太い筒蕊が特徴的な昔からの品種。蕾の腰の座り方が特徴的。クチクラのあるやや濃い緑の葉の中にポツリと白色の花をつける。 花弁はやや小さくふはなく花弁元から開き、花弁先は開き先端がやや反る。 蕊は大ぶりだが柄は白く先端のみ黄色。全体的に「濃い白色」の印象で茶花向き。(写真 都立大島公園椿園)
窓の月(まどのつき)は加茂本阿弥と同種とも、黄みがかった麩が入ることから別種ともされますが非常によく似た品種です。(写真4-5枚目 小室山公園つばき園)
このツバキは加茂本阿弥と書いて「かもほんなみ」と読みます。 言語学の難しいことは分かりませんが、発音は烏丸と書いて「カラスマ」と読むような京都の言葉を彷彿させます。 特徴的な蕾の座り方は本阿弥光悦の焼き物「不二山」という作品にも見立てられたか。
窓の月は私の目から見るとほとんど同種に見えます。但し日本に伝わる「四十八手」に窓の月があり、 その連想を避けるために区別せずに加茂本阿弥と呼んでいるケースもありそうです。
余談だが本阿弥光悦の話をする。 この男、京の賀茂に居を構え、元々刀の目利き、砥ぎでは知らぬ者はなかったが、焼き物でも名が知られるようになっている。 焼き物にというのはやや不正確だろう。「茶の湯」に踏み込み「こないなおもろいもんを人任せにはできひん」とそのすべてを自分の手で誂えようとし、そこには焼き物も含まれる。
元和も2年目まだ寒いころ、光悦を俵屋宗達が訪ねた。
「戦騒動も終わってようやっと落ち着いてろくろ蹴れるようになりましたやろ。これ土産や。」
宗達が差し出したのは、濃い緑の葉に囲まれてまだまだ咲きそうにない硬い蕾の大ぶりな枝。
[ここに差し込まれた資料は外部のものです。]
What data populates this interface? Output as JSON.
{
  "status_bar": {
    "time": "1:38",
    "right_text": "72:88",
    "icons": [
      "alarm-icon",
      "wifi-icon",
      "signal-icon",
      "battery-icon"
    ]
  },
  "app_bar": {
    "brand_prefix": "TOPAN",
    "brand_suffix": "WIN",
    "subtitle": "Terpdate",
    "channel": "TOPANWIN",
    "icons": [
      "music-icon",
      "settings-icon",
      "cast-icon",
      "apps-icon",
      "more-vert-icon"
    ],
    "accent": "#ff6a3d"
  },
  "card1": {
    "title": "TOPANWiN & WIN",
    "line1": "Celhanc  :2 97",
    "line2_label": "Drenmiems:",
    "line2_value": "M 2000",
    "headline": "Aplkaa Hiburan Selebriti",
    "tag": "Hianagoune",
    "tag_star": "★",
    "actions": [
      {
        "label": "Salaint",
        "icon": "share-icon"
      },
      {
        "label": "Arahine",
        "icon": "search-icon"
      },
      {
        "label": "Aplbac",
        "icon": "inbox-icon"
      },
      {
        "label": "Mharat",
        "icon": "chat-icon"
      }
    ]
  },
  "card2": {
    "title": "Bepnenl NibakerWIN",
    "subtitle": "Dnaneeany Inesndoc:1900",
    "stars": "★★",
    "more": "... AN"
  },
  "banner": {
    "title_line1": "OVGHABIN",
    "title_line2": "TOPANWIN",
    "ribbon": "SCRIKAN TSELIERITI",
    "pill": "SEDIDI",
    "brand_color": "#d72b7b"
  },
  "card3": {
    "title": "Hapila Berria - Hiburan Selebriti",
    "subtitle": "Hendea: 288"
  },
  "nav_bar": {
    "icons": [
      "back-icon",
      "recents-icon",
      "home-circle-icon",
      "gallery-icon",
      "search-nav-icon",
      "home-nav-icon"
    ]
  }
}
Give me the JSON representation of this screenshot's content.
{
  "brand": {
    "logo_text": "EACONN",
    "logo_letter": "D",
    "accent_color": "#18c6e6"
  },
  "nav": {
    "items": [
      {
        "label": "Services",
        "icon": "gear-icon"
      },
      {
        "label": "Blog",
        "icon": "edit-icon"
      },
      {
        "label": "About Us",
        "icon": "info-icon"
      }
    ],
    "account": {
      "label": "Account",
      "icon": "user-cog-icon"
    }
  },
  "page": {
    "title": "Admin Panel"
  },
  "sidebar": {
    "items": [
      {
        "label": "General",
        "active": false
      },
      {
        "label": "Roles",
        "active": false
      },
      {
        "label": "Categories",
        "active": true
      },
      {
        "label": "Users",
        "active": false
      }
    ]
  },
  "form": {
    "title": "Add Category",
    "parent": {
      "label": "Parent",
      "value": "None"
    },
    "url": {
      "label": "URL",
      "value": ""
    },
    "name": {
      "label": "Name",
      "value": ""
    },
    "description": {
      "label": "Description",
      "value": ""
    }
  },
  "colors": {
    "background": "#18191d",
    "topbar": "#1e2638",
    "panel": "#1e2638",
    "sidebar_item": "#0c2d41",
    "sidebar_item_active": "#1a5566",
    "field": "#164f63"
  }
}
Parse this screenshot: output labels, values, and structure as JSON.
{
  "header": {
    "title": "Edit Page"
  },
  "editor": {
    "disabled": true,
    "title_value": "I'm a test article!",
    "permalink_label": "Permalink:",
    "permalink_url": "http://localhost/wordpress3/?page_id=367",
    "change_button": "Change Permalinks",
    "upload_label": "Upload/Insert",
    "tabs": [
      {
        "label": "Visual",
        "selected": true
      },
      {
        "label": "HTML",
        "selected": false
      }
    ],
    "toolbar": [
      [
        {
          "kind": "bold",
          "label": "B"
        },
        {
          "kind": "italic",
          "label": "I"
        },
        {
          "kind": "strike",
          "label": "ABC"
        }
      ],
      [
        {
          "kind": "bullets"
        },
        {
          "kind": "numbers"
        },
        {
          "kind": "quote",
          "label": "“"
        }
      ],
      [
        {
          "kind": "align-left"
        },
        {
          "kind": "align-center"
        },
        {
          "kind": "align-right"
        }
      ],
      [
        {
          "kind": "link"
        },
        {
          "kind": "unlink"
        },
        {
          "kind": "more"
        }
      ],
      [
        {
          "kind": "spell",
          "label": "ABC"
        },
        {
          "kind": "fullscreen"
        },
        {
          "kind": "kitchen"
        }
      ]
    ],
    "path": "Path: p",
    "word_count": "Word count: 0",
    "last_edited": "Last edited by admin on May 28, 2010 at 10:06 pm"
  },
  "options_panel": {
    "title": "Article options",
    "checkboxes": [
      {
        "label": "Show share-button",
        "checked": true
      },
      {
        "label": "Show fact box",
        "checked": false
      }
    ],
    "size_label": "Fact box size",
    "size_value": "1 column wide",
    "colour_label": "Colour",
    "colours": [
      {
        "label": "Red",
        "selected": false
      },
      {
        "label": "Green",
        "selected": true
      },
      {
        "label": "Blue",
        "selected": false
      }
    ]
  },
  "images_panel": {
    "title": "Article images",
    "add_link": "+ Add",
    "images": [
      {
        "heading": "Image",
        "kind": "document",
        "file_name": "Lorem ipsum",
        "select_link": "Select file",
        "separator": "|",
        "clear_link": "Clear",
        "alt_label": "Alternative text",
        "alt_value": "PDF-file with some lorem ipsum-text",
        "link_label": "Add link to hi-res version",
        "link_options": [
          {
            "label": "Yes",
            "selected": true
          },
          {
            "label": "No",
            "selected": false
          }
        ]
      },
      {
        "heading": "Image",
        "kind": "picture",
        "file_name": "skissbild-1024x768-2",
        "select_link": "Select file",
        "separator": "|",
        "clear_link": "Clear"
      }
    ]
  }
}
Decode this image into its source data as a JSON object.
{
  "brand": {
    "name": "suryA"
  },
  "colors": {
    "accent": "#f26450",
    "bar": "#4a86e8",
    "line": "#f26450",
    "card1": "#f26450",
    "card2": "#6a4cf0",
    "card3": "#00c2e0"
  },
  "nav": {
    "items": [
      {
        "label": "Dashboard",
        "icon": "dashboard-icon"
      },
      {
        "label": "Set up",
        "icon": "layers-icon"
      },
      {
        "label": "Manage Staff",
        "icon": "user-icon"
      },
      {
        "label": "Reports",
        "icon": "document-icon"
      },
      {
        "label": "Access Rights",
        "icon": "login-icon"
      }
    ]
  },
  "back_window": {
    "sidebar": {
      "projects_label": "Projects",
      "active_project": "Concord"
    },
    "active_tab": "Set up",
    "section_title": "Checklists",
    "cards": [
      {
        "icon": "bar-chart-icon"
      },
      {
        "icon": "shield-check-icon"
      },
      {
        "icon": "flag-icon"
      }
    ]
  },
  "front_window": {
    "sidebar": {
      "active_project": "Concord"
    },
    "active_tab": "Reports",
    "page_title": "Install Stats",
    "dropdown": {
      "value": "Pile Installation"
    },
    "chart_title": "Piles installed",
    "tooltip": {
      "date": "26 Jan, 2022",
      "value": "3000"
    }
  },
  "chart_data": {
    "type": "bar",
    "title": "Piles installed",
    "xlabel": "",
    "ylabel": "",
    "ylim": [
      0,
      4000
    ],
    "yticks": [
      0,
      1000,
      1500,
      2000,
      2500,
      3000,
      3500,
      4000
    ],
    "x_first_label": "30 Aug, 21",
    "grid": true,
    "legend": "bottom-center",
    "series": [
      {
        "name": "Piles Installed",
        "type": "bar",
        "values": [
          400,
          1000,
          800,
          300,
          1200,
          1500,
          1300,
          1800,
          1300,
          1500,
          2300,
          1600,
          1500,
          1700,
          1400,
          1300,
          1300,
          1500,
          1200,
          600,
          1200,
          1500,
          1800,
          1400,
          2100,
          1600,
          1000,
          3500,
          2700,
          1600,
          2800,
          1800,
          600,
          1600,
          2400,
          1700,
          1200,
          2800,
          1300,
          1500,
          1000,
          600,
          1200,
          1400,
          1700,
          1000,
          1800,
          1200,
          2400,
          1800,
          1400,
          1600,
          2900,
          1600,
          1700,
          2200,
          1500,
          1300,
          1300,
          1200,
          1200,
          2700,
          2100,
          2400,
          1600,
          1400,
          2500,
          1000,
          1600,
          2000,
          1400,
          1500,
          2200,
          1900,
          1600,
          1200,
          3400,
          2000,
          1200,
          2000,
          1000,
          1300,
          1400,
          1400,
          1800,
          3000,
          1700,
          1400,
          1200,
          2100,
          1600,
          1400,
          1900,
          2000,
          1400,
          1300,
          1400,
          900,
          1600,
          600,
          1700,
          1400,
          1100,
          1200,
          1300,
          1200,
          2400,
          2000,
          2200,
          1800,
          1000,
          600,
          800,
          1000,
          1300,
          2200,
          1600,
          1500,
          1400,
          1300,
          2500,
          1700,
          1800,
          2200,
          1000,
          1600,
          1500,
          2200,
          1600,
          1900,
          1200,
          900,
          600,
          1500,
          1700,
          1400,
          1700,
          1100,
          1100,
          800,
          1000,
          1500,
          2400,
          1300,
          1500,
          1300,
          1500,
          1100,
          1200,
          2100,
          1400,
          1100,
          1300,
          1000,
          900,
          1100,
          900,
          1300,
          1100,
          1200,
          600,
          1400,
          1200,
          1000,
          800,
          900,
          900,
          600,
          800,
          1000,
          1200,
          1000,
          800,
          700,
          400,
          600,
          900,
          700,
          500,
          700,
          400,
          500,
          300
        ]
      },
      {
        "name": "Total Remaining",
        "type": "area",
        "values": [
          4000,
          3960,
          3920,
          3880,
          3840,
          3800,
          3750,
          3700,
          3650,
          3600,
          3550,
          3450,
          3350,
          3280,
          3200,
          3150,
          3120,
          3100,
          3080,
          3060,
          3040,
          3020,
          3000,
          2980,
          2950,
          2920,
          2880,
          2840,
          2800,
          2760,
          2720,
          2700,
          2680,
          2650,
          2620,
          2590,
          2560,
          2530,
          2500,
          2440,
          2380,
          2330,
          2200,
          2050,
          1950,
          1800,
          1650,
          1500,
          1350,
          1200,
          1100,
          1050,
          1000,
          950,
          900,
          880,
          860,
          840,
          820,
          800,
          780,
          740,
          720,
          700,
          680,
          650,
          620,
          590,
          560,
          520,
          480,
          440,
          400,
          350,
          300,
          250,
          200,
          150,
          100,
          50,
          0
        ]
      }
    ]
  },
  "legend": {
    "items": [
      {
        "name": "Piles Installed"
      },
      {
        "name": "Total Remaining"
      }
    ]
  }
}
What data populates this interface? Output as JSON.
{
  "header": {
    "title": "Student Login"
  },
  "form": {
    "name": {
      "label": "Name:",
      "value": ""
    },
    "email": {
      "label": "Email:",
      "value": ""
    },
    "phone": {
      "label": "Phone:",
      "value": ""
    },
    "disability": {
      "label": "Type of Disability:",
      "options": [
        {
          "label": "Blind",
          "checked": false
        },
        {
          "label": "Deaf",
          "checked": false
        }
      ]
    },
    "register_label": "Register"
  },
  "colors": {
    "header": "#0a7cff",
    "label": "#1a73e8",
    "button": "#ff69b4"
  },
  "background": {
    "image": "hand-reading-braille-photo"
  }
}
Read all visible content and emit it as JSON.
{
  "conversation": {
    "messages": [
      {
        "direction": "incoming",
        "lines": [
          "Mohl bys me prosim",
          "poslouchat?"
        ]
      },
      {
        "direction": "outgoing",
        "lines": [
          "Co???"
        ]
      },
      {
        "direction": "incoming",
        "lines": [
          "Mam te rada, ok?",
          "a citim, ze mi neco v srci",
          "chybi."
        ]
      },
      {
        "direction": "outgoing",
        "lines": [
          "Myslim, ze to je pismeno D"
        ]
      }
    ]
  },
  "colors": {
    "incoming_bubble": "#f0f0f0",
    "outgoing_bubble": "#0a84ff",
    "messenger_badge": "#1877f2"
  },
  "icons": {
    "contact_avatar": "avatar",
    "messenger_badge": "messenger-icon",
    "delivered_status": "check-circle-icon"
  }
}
「そらおおきにだすけど、なんぼ言うてもこら早すぎだっしゃろ。花を待ちきれまへんやろ。」
「そう言うやろ思うた。けどな、枝持って上向けてよう見てみい。」
刀をそうするように、椿の枝を矯めつ眇めつし、今は作陶に凝っている光悦は
「この蕾の座りだすなあ。言うたら、畳の上の茶碗みたいやなあ。」
と宗達の方に向き直った。我が意を得た宗達が続ける。
「それだけやない、腰の上と下の色の加減がまたええやろ。木の一番ええやつを選ってきたよって。」
「こないな茶碗焼いて、お点前で使うて、この椿も飾って、お客はんが早すぎる言うたら茶碗見なはれって説教するんもよろしいなあ。」
と冗談めかしたが、意外に本気だったらしく、この後光悦は腰が座って上半分程度白釉に付けた茶碗を拘って焼いた。 尤も気に入る出来のものはほとんど無かったが、 時には現在国宝の「楽焼白片身変茶碗」 のような傑作も生まれた。
人気者の真似をするのは世の常、他の職人も同じような茶碗を焼き始める。 商売上手は蕾付き椿の枝と「賀茂の本阿弥、椿見立て茶碗」との文句で売り出す。 尤も最初は売れたが真似物・まがい物の悲しさ長続きはしない。 残ったのは「賀茂の本阿弥の椿」。しばらく経つと「賀茂の本阿弥」、京訛りで「かもほんなみ」と呼ばれるようになったとか。
更に余談だがこの「かもほんなみ」、今では賀茂ではなく「加茂本阿弥」と書く。 現在では「かも」とつく椿の多くは「加茂~」の字を当てられている。比較的新しい品種についてはツバキの栽培家、加茂善治氏の名からと思われ関連性がない。 「かもほんなみ」について文献は残っていないが口述で名前が広まる過程で地名として「加茂」の方が圧倒的に多いため 賀茂ではなく連想されやすい加茂の文字当てられたのであろうと推測する.